A cacao plantation in Bukidnon province, Philippines. PHOTO/ Bukda Organization

Multiple indices rank the country as among those most affected by extreme climate events. Over the past decade, highly destructive typhoons have hit almost every year, with related annual losses estimated at 1.2 per cent of overall gross domestic product (GDP).

In July, Typhoon Doksuri brought widespread flooding and landslides to the Philippines, killing at least 39 people and forcing 12,000 people from their homes.

‘A sense of cultural pride and joy’

To combat the growing impacts of climate change in the region, Mr. Perino coordinates a locally-organized project under the community-based organisation, Bukidnon Umayamnon Tribe Kapu-unan To mga Datu (BUKDA).

Supported by the UN via an AFICIA grant, the project also seeks to tackle deforestation and pollution while generating sustainable income for indigenous peoples by promoting the planting of bamboo and cocoa by local farmers in Mindanao. That includes training people on cultivating, harvesting, and marketing.

Highlighting the value of bamboo in protecting the forest by helping to prevent erosion and helping restore degraded soil, Mr. Perino explained that the initiative is slated to plant 20 hectares of vegetation along the Pulangi River. Bamboo is also favoured by the community to, among other things, build houses that are more resistant to floods and storms, he added.

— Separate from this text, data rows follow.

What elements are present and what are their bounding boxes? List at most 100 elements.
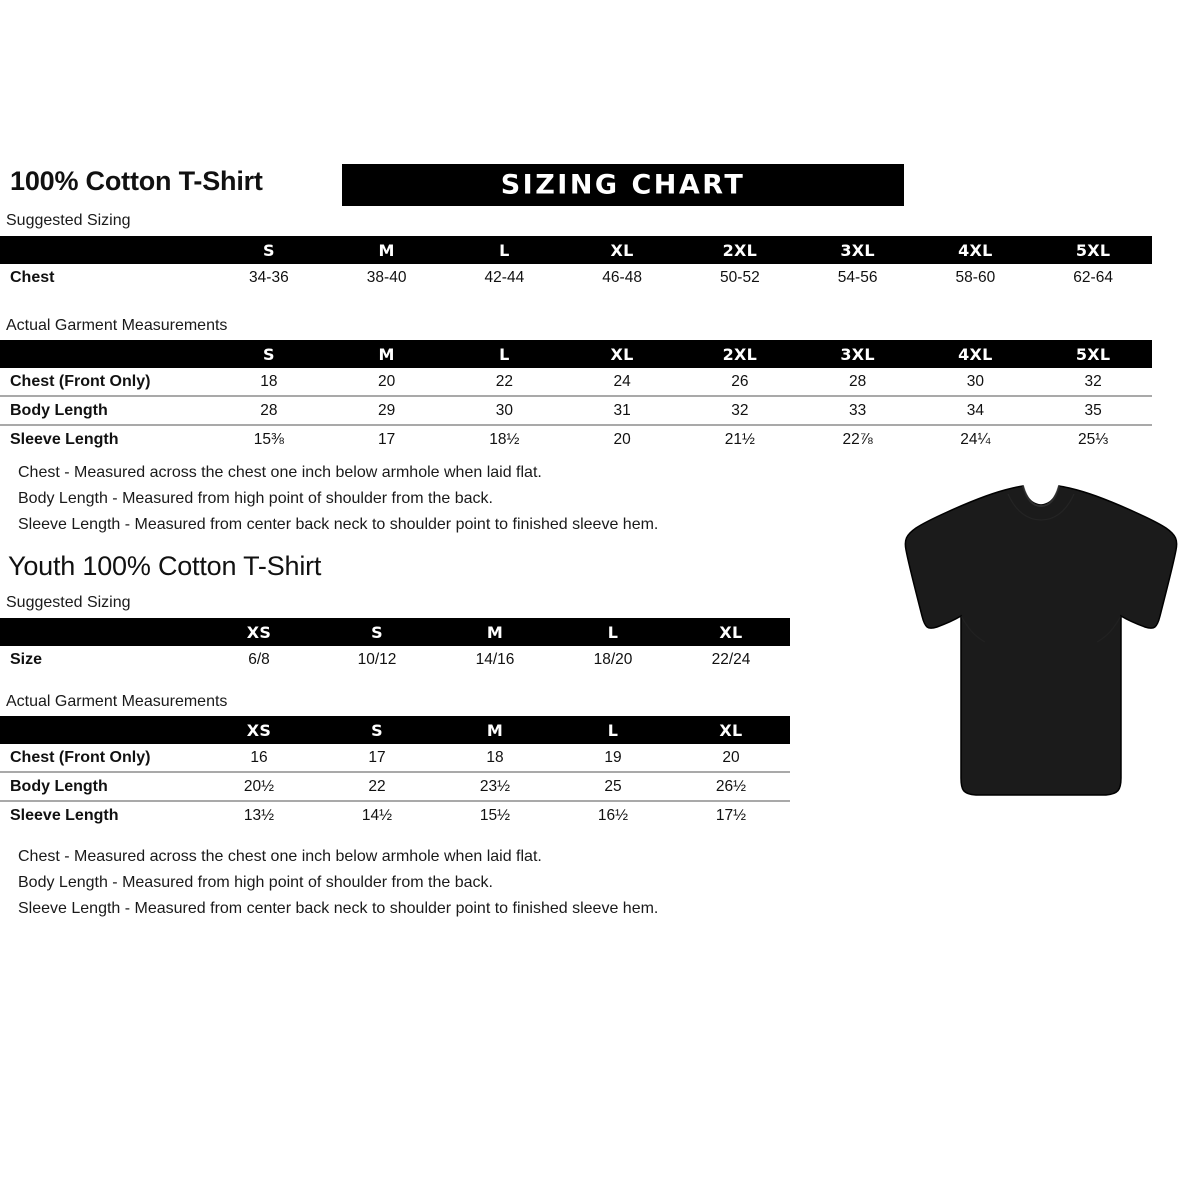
table-cell: 33: [798, 395, 917, 425]
adult-measurements-caption: Actual Garment Measurements: [6, 317, 228, 334]
column-header: M: [327, 340, 446, 368]
table-cell: 28: [210, 395, 328, 425]
table-row: Chest 34-36 38-40 42-44 46-48 50-52 54-5…: [0, 264, 1152, 291]
adult-suggested-sizing-table: S M L XL 2XL 3XL 4XL 5XL Chest 34-36 38-…: [0, 236, 1152, 291]
youth-measurements-table: XS S M L XL Chest (Front Only) 16 17 18 …: [0, 716, 790, 829]
note-line: Chest - Measured across the chest one in…: [18, 464, 542, 481]
table-cell: 20: [378, 372, 396, 390]
column-header: XL: [563, 340, 681, 368]
table-cell: 24¼: [916, 424, 1035, 453]
note-line: Sleeve Length - Measured from center bac…: [18, 900, 659, 917]
column-header: [0, 716, 200, 744]
table-cell: 17½: [672, 800, 790, 829]
table-cell: 25: [554, 771, 672, 801]
table-cell: 15⅜: [210, 424, 328, 453]
table-cell: 23½: [436, 771, 554, 801]
table-header-row: S M L XL 2XL 3XL 4XL 5XL: [0, 236, 1152, 264]
column-header: S: [318, 716, 436, 744]
table-cell: 30: [445, 395, 564, 425]
adult-suggested-sizing-caption: Suggested Sizing: [6, 212, 131, 229]
table-cell: 42-44: [484, 268, 525, 286]
row-label: Chest (Front Only): [10, 748, 151, 766]
table-cell: 17: [368, 748, 386, 766]
table-cell: 13½: [200, 800, 318, 829]
table-cell: 46-48: [602, 268, 642, 286]
column-header: [0, 236, 210, 264]
table-cell: 16: [250, 748, 268, 766]
table-cell: 32: [681, 395, 799, 425]
table-cell: 26: [731, 372, 749, 390]
row-label: Body Length: [0, 395, 210, 425]
table-cell: 18: [486, 748, 504, 766]
adult-measurements-table: S M L XL 2XL 3XL 4XL 5XL Chest (Front On…: [0, 340, 1152, 453]
table-cell: 14/16: [475, 650, 515, 668]
column-header: S: [318, 618, 436, 646]
table-header-row: S M L XL 2XL 3XL 4XL 5XL: [0, 340, 1152, 368]
row-label: Sleeve Length: [0, 800, 200, 829]
table-cell: 22⅞: [798, 424, 917, 453]
table-cell: 29: [327, 395, 446, 425]
table-cell: 22/24: [711, 650, 751, 668]
row-label: Body Length: [0, 771, 200, 801]
table-row: Body Length 20½ 22 23½ 25 26½: [0, 771, 790, 801]
table-cell: 28: [849, 372, 867, 390]
table-cell: 62-64: [1073, 268, 1113, 286]
column-header: 4XL: [916, 236, 1035, 264]
column-header: XS: [200, 618, 318, 646]
table-cell: 22: [495, 372, 513, 390]
table-cell: 24: [613, 372, 631, 390]
sizing-chart-banner: SIZING CHART: [342, 164, 904, 206]
column-header: L: [445, 340, 564, 368]
tshirt-illustration: [890, 478, 1190, 808]
youth-suggested-sizing-table: XS S M L XL Size 6/8 10/12 14/16 18/20 2…: [0, 618, 790, 673]
table-cell: 34-36: [249, 268, 289, 286]
column-header: XL: [563, 236, 681, 264]
table-row: Sleeve Length 15⅜ 17 18½ 20 21½ 22⅞ 24¼ …: [0, 424, 1152, 453]
table-cell: 20½: [200, 771, 318, 801]
sizing-chart-banner-label: SIZING CHART: [500, 169, 746, 201]
column-header: L: [554, 618, 672, 646]
note-line: Body Length - Measured from high point o…: [18, 874, 493, 891]
note-line: Chest - Measured across the chest one in…: [18, 848, 542, 865]
table-cell: 50-52: [720, 268, 760, 286]
table-cell: 34: [916, 395, 1035, 425]
column-header: S: [210, 340, 328, 368]
table-cell: 35: [1034, 395, 1152, 425]
table-cell: 31: [563, 395, 681, 425]
note-line: Body Length - Measured from high point o…: [18, 490, 493, 507]
column-header: 3XL: [798, 340, 917, 368]
table-cell: 21½: [681, 424, 799, 453]
column-header: 5XL: [1034, 236, 1152, 264]
table-cell: 22: [318, 771, 436, 801]
table-cell: 17: [327, 424, 446, 453]
column-header: M: [436, 618, 554, 646]
table-cell: 18½: [445, 424, 564, 453]
column-header: XL: [672, 716, 790, 744]
table-cell: 54-56: [837, 268, 878, 286]
row-label: Size: [10, 650, 43, 668]
column-header: 5XL: [1034, 340, 1152, 368]
tshirt-icon: [904, 485, 1178, 796]
adult-section-title: 100% Cotton T-Shirt: [10, 166, 263, 196]
table-cell: 26½: [672, 771, 790, 801]
table-cell: 15½: [436, 800, 554, 829]
row-label: Sleeve Length: [0, 424, 210, 453]
table-cell: 30: [966, 372, 984, 390]
column-header: 2XL: [681, 340, 799, 368]
table-cell: 38-40: [366, 268, 407, 286]
row-label: Chest (Front Only): [10, 372, 151, 390]
table-cell: 32: [1084, 372, 1102, 390]
adult-measurement-notes: Chest - Measured across the chest one in…: [18, 460, 658, 538]
note-line: Sleeve Length - Measured from center bac…: [18, 516, 659, 533]
youth-suggested-sizing-caption: Suggested Sizing: [6, 594, 131, 611]
table-cell: 25⅓: [1034, 424, 1152, 453]
column-header: 2XL: [681, 236, 799, 264]
column-header: 3XL: [798, 236, 917, 264]
table-cell: 6/8: [248, 650, 270, 668]
column-header: XS: [200, 716, 318, 744]
table-cell: 18/20: [593, 650, 633, 668]
column-header: [0, 618, 200, 646]
table-cell: 16½: [554, 800, 672, 829]
youth-measurement-notes: Chest - Measured across the chest one in…: [18, 844, 658, 922]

After creating new bamboo and cocoa plantations in July 2022, farmers have already started to benefit. The project is currently providing income to farmers through temporary labour opportunities and is supporting families to buy food and other basic items.

“Since we got AFCIA support,” Mr. Perino said, “we could see a few benefits in our community, such as income from employment due to land protection, a sense of cultural pride and joy that we can contribute to the mitigation of climate change impacts and have hope that the once barren and idle land of the indigenous peoples will one day be our refuge from the negative impacts of climate change and be a source of our financial sustainability including our next generations.”